Think before treating – diagnosis matters

by rcentor on December 28, 2009

I have spent significant time over the past week contemplating the teaching of internal medicine.  As I spent time, a loyal reader sent me this link – Spiraling Empiricism: When in Doubt Put on Blindfold and Shoot

As Congress wrestles with cost (and that is really the crux of health care reform: paying too much for things we don't need, and having perverse financial incentives to make us do things to patients that they do not need), this is the sort of nuance that does not get discussed. Indeed, the push for efficiency and "quality" has every hospital touting "pathways" and "algorithms" for the treatment of pneumonia. And with the focus on "outcomes" research we will probably be saddled with more pathways and algorithms. It is commonplace to see patients being wheeled down the "pneumonia" pathway and meeting all the quality and other metrics that measure a hospital's efficiency, only for me to disagree with the label of pneumonia. Diagnosis matters. Patients would concur, even if we seem to have forgotten.

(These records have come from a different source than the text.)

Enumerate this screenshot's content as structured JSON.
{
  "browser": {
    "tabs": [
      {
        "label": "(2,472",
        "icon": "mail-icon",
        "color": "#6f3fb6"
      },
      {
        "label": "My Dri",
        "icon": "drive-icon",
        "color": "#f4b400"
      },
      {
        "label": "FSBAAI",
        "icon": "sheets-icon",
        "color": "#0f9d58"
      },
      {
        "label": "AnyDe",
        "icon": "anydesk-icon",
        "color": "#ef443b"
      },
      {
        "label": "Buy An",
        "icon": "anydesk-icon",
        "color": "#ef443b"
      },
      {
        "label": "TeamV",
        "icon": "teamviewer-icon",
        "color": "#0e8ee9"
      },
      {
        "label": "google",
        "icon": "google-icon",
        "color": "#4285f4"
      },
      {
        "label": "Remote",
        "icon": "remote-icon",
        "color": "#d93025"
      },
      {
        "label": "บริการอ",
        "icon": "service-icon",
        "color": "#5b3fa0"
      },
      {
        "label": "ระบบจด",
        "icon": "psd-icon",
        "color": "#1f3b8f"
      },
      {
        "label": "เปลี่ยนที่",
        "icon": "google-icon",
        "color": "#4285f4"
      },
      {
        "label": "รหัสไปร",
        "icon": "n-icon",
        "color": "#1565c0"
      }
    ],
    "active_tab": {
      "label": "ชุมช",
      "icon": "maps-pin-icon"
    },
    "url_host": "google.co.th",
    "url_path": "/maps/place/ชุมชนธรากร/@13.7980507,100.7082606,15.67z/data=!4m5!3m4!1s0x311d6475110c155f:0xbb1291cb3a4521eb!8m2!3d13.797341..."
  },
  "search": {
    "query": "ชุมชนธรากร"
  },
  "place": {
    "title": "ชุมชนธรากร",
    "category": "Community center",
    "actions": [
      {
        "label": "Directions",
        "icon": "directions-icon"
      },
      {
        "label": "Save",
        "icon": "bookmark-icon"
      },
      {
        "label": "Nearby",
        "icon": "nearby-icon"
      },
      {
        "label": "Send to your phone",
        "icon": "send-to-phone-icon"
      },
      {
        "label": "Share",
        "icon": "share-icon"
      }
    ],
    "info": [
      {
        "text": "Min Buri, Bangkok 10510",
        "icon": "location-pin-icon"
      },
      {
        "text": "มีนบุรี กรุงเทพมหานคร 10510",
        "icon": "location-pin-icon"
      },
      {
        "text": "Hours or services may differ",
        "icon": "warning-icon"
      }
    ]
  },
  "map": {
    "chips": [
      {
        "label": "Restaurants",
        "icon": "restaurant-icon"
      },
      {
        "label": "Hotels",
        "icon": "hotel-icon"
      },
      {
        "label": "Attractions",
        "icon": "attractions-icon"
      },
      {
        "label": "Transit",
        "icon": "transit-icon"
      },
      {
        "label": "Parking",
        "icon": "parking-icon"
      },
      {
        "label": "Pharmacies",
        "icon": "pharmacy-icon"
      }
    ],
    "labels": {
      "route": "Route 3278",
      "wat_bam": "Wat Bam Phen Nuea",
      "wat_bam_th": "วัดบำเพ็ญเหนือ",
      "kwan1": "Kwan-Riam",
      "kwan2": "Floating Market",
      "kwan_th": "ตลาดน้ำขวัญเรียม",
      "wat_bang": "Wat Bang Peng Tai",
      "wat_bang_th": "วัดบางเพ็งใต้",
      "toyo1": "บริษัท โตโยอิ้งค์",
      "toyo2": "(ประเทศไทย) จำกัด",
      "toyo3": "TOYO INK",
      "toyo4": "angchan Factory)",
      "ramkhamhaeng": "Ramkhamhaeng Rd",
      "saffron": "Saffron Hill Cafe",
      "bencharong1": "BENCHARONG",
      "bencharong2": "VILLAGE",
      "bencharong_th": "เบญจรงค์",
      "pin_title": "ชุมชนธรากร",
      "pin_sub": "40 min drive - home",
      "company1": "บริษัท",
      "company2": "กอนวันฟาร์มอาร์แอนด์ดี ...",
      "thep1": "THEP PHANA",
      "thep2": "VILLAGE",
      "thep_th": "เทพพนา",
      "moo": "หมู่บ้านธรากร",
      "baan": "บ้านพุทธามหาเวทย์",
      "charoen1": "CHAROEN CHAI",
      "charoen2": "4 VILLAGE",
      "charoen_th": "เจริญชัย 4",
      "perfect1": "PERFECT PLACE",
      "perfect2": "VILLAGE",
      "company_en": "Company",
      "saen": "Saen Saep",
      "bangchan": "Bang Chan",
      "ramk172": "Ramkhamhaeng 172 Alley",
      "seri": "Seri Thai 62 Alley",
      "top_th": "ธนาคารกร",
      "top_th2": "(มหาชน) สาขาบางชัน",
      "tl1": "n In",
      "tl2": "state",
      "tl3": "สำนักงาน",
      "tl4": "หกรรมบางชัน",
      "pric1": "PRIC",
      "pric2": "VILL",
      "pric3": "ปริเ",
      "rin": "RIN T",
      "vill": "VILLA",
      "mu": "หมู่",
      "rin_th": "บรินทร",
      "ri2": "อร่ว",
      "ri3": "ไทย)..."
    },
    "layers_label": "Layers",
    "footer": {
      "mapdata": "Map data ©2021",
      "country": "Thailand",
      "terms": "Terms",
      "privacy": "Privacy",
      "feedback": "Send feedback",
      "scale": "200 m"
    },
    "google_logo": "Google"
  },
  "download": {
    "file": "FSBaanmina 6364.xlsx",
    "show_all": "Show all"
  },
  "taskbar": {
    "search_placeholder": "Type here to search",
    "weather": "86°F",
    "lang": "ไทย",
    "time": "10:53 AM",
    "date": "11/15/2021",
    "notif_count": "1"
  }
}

This problem does not just occur with infectious diseases.  Let me list some examples that come quickly to mind:

  1. Residents treating all hyponatremia with IV saline.  In at least one case, the patient had true SIADH and the saline caused the sodium to fall significantly.
  2. Residents treating all elevated creatinines with IV saline – sometimes that patient has obstruction or ATN
  3. A patient with known hepatitis C and ascites treated with spironalactone.  He actually had CKD and nephrotic syndrome, and then presented with hyperkalemia
  4. A patient with acute elbow pain, swelling and fever.  The arthrocentesis showed > 120k WBC.  The resident made a firm diagnosis of septic arthritis.  The next day we found the correct diagnosis of acute pseudogout
  5. A patient treated for recurrent non-resolving pneumonia then comes to our hospital where a diagnosis of PCP and HIV is made
  6. Multiple cases of Lemierre syndrome where patients suffer needlessly because the physician blames everything on "just a sore throat"

In these and many other situations diagnosis matters.  Too often we see failure of diagnosis.  Too often I see excellent residents who make these mistakes through a reliance on empiricism.

I blame academic medicine for this problem.  Too few teaching attendings stress the diagnostic thought process.  Too many teaching attendings tell residents and students what to do, rather than why to do. 

Many factors are contributing to this problem, but I submit that the factors are really excuses.  We have an obligation to practice thoughtful medicine.  We must insist on the importance of thoughtful medicine.

I do not care about the bean counters and their performance scores.  I do not care about RVUs.  I do not care about pathways and protocols.  None of those inventions help us make diagnoses.  The cornerstone of good medical care is proper diagnosis.  As Verghese states eloquently – diagnosis matters.

{ 2 comments… read them below or add one }

fmresident December 31, 2009 at 3:48 pm

Thank you for this post – as a current resident who daily struggles with the most efficient way to both assimilate/apply information AND take care of patients, this is a good reminder.

Do you have any teaching resources (books, websites, lectures) that help solidify this philosophy?  I read Dr. Groopman's book on How Doctor's Think and that seemed to put forward a similar argument – do you know of anything similar?

Tim January 3, 2010 at 11:12 am

Thanks for this Bob,
Diagnoses I have actually had passed to me as "pneumonia" in the past 12 months: hemmorrhagic pericardial effusion, trauma related hemothrax, new lymphoma, fibrosing AIP. But they all were placed on the "pathway" and provided appt. antibiotics, oxygen assesment, etc – again for the wrong diagnosis. 
Don't even get me started on what get pidgeonholed into the "stroke/TIA" pathway!